Quote Originally Posted by Mark75H View Post
Merc used 3 + 3 exhaust tuning on the inline 6's starting with the first gearshift motors. Generally the firing order was alternating pairs for balance with odd/even exhaust coupling (1, 3 & 5 in one group and 2, 4 & 6 in the other). The disadvantage was length between these 3 cylinder exhaust groups favored power in the 5,000 rpm range rather than the 8,000 rpm range.

Its not that it wasn't there, it just wasn't there for super top end.

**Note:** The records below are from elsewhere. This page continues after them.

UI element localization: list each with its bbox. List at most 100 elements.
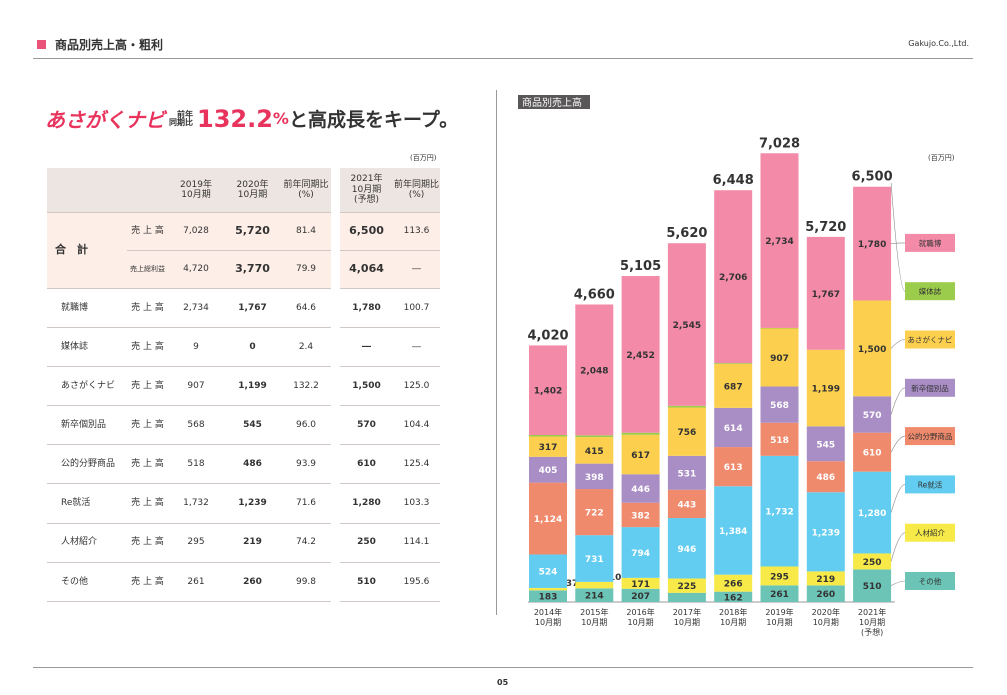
header-cell: 前年同期比 (%): [393, 168, 440, 213]
table-cell: 219: [224, 524, 281, 563]
value-label: 614: [724, 424, 743, 434]
table-cell: 5,720: [224, 213, 281, 251]
bar-segment: [760, 386, 799, 423]
legend-connector: [890, 532, 906, 562]
x-tick-label: 2021年: [858, 607, 886, 617]
value-label: 398: [585, 473, 604, 483]
x-tick-label: 2020年: [812, 607, 840, 617]
total-label: 4,020: [527, 328, 568, 343]
legend-connector: [890, 484, 906, 513]
table-cell: 113.6: [393, 213, 440, 251]
bar-segment: [853, 471, 892, 554]
bar-segment: [575, 489, 614, 536]
legend-connector: [890, 580, 906, 586]
value-label: 2,734: [765, 237, 793, 247]
table-cell: 1,199: [224, 367, 281, 407]
bar-segment: [760, 566, 799, 586]
label-line: 同期比: [169, 117, 193, 127]
total-label: 6,448: [713, 173, 754, 188]
legend-swatch: [905, 475, 955, 494]
table-cell: 510: [340, 563, 393, 602]
bar-segment: [667, 407, 706, 456]
header-line: 前年同期比: [283, 179, 329, 190]
company: Gakujo.Co.,Ltd.: [908, 39, 969, 48]
headline-number: 132.2: [197, 104, 273, 133]
table-cell: 99.8: [281, 563, 331, 602]
table-cell: 96.0: [281, 406, 331, 446]
legend-label: 媒体誌: [919, 286, 942, 296]
metric: 売 上 高: [127, 367, 168, 407]
table-cell: 125.4: [393, 445, 440, 485]
legend-swatch: [905, 233, 955, 252]
bar-segment: [760, 585, 799, 602]
headline-label: 前年 同期比: [169, 110, 193, 127]
x-tick-label: (予想): [861, 627, 883, 637]
x-tick-label: 2019年: [765, 607, 793, 617]
value-label: 1,500: [858, 345, 886, 355]
bar-segment: [621, 474, 660, 503]
bar-segment: [853, 432, 892, 472]
bar-segment: [621, 577, 660, 589]
legend-swatch: [905, 427, 955, 446]
header-title: 商品別売上高・粗利: [55, 38, 164, 52]
legend-label: 人材紹介: [915, 528, 945, 538]
value-label: 250: [863, 558, 882, 568]
row-name: 新卒個別品: [47, 406, 127, 446]
total-label: 5,105: [620, 259, 661, 274]
metric: 売 上 高: [127, 289, 168, 329]
table-cell: 74.2: [281, 524, 331, 563]
header-line: (予想): [353, 195, 380, 206]
bar-segment: [575, 463, 614, 490]
bar-segment: [621, 502, 660, 528]
bar-segment: [806, 236, 845, 350]
x-tick-label: 2014年: [534, 607, 562, 617]
bar-segment: [667, 518, 706, 579]
bar-segment: [714, 591, 753, 602]
table-cell: 6,500: [340, 213, 393, 251]
bar-segment: [760, 422, 799, 456]
table-cell: 295: [168, 524, 224, 563]
value-label: 443: [678, 500, 697, 510]
value-label: 610: [863, 449, 882, 459]
bar-segment: [667, 592, 706, 602]
value-label: 2,706: [719, 273, 747, 283]
brand: あさがくナビ: [45, 108, 165, 132]
value-label: 722: [585, 509, 604, 519]
headline: あさがくナビ 前年 同期比 132.2 % と高成長をキープ。: [45, 104, 458, 133]
table-cell: 907: [168, 367, 224, 407]
header-line: 10月期: [181, 190, 211, 200]
bar-segment: [760, 153, 799, 328]
value-label: 446: [631, 485, 650, 495]
x-tick-label: 2017年: [673, 607, 701, 617]
bar-segment: [667, 243, 706, 406]
legend-label: 新卒個別品: [911, 383, 949, 393]
value-label: 171: [631, 580, 650, 590]
value-label: 486: [816, 473, 835, 483]
header-cell: 2020年 10月期: [224, 168, 281, 213]
x-tick-label: 10月期: [859, 618, 885, 627]
x-tick-label: 10月期: [628, 618, 654, 627]
header-line: 10月期: [237, 190, 268, 200]
table-cell: ―: [393, 328, 440, 368]
bar-segment: [853, 553, 892, 570]
bar-segment: [760, 455, 799, 567]
table-cell: 93.9: [281, 445, 331, 485]
value-label: 1,239: [812, 528, 840, 538]
table-cell: ―: [393, 251, 440, 289]
bar-segment: [714, 486, 753, 575]
total-label: 5,720: [805, 220, 846, 235]
x-tick-label: 10月期: [766, 618, 792, 627]
value-label: 183: [539, 593, 558, 603]
value-label: 687: [724, 382, 743, 392]
chart-title: 商品別売上高: [522, 96, 582, 109]
value-label: 1,767: [812, 290, 840, 300]
bar-segment: [621, 432, 660, 435]
table-cell: 104.4: [393, 406, 440, 446]
value-label: 1,780: [858, 240, 886, 250]
table-cell: 1,780: [340, 289, 393, 329]
bar-segment: [806, 585, 845, 602]
bar-segment: [714, 574, 753, 592]
value-label: 1,280: [858, 509, 886, 519]
legend-swatch: [905, 330, 955, 349]
value-label: 219: [816, 575, 835, 585]
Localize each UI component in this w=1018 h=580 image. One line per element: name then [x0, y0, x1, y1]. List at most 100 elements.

On the T-2 and T-2x race motors they welded 2 3cylinder 49ci cranks together to get 3 + 3 exhaust tuning with close spacing, 1, 2, 3 in one group and 4, 5, 6 in the other exhaust group. Again there was a problem with length ... the original T-2 set up put them TOO close for 7,000-8,000 rpm. Like these OMC side exhausts ... the T-2X used an extended exhaust chest to drop the tuning into the 7,000-8,000 rpm range and get almost 20 hp over the T-2.
As Sam points out, Mercury did use 3+3 for inline sixes, a vast improvement over the 2X3 exhaust tuning; in fact they actually patented the concept. It improved power, but was not as effective as late model triples as the cylinders were too widely spaced - every other cylinder was used - inteconnect distance was still too far apart.

Sam's continues his explantion for the T2 series Mercs which correctly indicates that closer interconnects make another huge improvement. So close interconnects are the ticket for power delivery from close spaced triples (and multiples thereof).

The question stands: Why the power difference between right and left exhaust porting as seen in the OMC FR19S -vs- FR31M, or the opposite banks in any late model V6?.